Operation Manual

Opmerking Zorg ervoor dat printer op de juiste wijze wordt uitgeschakeld
voordat u het netsnoer loskoppelt. Op die manier kan de printer de
inktcartridge op de juiste manier opbergen.
4. Koppel het netsnoer los.
5. Als de printer is aangesloten op de computer, verwijdert u de USB-kabel uit de
computer.
6. Zorg ervoor dat de printer altijd rechtop wordt vervoerd.

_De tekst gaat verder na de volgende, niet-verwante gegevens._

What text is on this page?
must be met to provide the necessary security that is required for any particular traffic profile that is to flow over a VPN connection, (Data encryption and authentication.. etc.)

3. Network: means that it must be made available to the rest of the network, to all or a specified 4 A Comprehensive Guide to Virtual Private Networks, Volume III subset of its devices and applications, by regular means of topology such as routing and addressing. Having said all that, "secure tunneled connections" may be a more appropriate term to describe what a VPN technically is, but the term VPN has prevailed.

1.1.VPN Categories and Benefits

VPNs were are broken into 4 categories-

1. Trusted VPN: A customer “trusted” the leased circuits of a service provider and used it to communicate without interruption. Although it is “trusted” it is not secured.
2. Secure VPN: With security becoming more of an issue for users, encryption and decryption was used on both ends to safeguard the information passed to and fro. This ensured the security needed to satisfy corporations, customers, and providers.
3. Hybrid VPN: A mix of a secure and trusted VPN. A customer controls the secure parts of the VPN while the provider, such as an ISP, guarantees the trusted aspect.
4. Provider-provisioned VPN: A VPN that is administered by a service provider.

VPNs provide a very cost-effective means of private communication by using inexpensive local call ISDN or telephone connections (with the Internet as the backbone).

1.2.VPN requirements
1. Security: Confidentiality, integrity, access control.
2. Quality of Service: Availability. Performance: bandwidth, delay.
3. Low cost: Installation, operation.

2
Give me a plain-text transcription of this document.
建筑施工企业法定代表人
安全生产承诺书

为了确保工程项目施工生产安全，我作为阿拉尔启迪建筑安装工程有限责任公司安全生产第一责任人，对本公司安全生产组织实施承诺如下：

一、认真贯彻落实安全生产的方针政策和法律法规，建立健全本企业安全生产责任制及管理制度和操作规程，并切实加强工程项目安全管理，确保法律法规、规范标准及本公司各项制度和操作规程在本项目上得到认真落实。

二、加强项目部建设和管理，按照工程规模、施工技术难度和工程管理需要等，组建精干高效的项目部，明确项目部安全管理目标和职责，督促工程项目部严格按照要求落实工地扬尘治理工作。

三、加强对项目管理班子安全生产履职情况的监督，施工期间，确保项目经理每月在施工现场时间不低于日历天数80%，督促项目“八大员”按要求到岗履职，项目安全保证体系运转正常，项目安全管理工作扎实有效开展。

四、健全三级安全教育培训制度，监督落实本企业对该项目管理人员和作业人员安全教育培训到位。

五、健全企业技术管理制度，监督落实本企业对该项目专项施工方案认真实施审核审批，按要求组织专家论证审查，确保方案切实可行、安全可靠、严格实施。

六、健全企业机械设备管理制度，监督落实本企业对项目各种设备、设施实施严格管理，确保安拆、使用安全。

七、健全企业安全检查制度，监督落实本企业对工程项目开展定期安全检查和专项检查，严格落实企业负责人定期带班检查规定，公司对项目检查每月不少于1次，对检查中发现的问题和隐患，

Opmerking Verwijder de inktcartridge niet uit de printer als u de printer
vervoert.
Wanneer u de printer vervoert, moet u de volgende items niet vergeten:
Papier
Netsnoer
Digitale camera of geheugenkaart met foto's
Extra inktcartridges (als u van plan bent veel foto's af te drukken)
Optionele printeraccessoires die u wilt gebruiken, zoals de batterij of de HP
Bluetooth-adapter voor draadloos afdrukken
Als u de printer op een computer wilt aansluiten, moet u ook de USB-kabel en de
cd met de HP Photosmart-printersoftware meenemen.
De gebruikershandleiding van de printer (het boek dat u momenteel leest)
Opmerking Als u de gebruikershandleiding niet meeneemt, moet u het
juiste inktcartridgenummer noteren of voldoende HP 110 Tri-color Inkjet
inktcartridges aanschaffen voordat u vertrekt.